Exercises for extra practice

Slicing: the act of taking out a substring (part of a string) from a string. Learning the technique of "walking the line".

  • Input a line from the keyboard. Count the number of stars * on the line. Display. Example: DG*GDG*GSD*GG
    Star count: 3
  • Input a line from the keyboard. Now print the characters on the line vertically, i.e. one char per line downwards. Example: ABC
    A
    B
    C
  • Input a line from the keyboard. Now print 2 characters on the line vertically, i.e. two char per line downwards. Advance 1 char at a time. Example: ABC
    AB
    BC
  • Input a line from the keyboard. Now print 2 characters on the line vertically, i.e. two char per line downwards. Advance 2 chars at a time. If there is a leftover char at the end of the string, print it. Example: ABCDE
    AB
    CD
    E
  • Input a line from the keyboard. Now print 2 characters on the line vertically, i.e. two char per line downwards. Advance 2 chars at a time. If there is leftover char at the end of the string, do NOT print it. Example: ABCDE
    AB
    CD
  • Input a DNA line from the keyboard. Now print 3 characters (a codon) on the line vertically, i.e. three char per line downwards. Advance 3 chars at a time. If there is a leftover DNA that can not constitute a codon at the end of the string, do NOT print it. Example: TACCATCGATCAG
    TAC
    CAT
    CGA
    TCA
  • Input a sentence (a line) from the keyboard. Write every word on its own line. Example: The answer is 42.
    The
    answer
    is
    42.

Opening files.

  • Ask for 2 input file names (ex1.acc & ex1.dat are good) and an output file name. Copy (read and write) the input files into the output file, one after the other.
  • Ask for 2 input file names (ex1.acc & ex1.dat are good) and an output file name. Now copy/print the lines in the input files into the output file so that the first line of each input file are merged together with a tab and becomes the first line of the output. Continue that way with all the lines in the input file. A mental picture of what is supposed to happen is this: Imagine the 2 input files to be two pieces of paper with lines.
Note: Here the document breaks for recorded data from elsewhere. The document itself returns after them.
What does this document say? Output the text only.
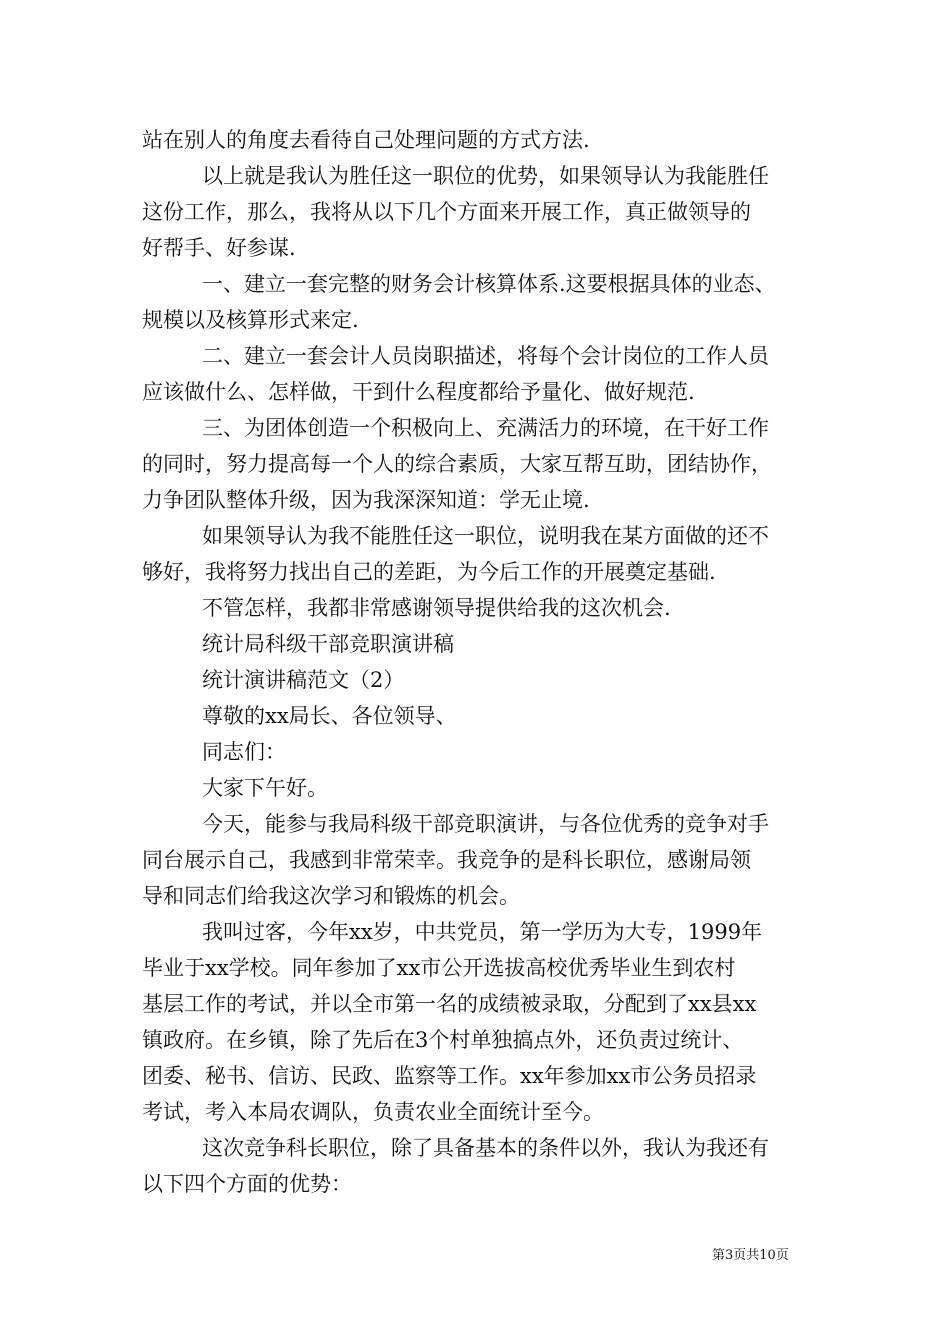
站在别人的角度去看待自己处理问题的方式方法.
以上就是我认为胜任这一职位的优势，如果领导认为我能胜任
这份工作，那么，我将从以下几个方面来开展工作，真正做领导的
好帮手、好参谋.
一、建立一套完整的财务会计核算体系.这要根据具体的业态、
规模以及核算形式来定.
二、建立一套会计人员岗职描述，将每个会计岗位的工作人员
应该做什么、怎样做，干到什么程度都给予量化、做好规范.
三、为团体创造一个积极向上、充满活力的环境，在干好工作
的同时，努力提高每一个人的综合素质，大家互帮互助，团结协作，
力争团队整体升级，因为我深深知道：学无止境.
如果领导认为我不能胜任这一职位，说明我在某方面做的还不
够好，我将努力找出自己的差距，为今后工作的开展奠定基础.
不管怎样，我都非常感谢领导提供给我的这次机会.
统计局科级干部竞职演讲稿
统计演讲稿范文（2）
尊敬的xx局长、各位领导、
同志们：
大家下午好。
今天，能参与我局科级干部竞职演讲，与各位优秀的竞争对手
同台展示自己，我感到非常荣幸。我竞争的是科长职位，感谢局领
导和同志们给我这次学习和锻炼的机会。
我叫过客，今年xx岁，中共党员，第一学历为大专，1999年
毕业于xx学校。同年参加了xx市公开选拔高校优秀毕业生到农村
基层工作的考试，并以全市第一名的成绩被录取，分配到了xx县xx
镇政府。在乡镇，除了先后在3个村单独搞点外，还负责过统计、
团委、秘书、信访、民政、监察等工作。xx年参加xx市公务员招录
考试，考入本局农调队，负责农业全面统计至今。
这次竞争科长职位，除了具备基本的条件以外，我认为我还有
以下四个方面的优势：
第3页共10页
In the exercise before the papers were put one after the other in the output. In this exercise the papers are put next to each other (sideways) in the output.
  • Read the mixedlines.txt and count how many long lines there are in the file. A long line has more than 30 chars.
  • In mixedlines.txt how many occurrences for "rna" can you find?
  • In mixedlines.txt how many lines contain "rna"?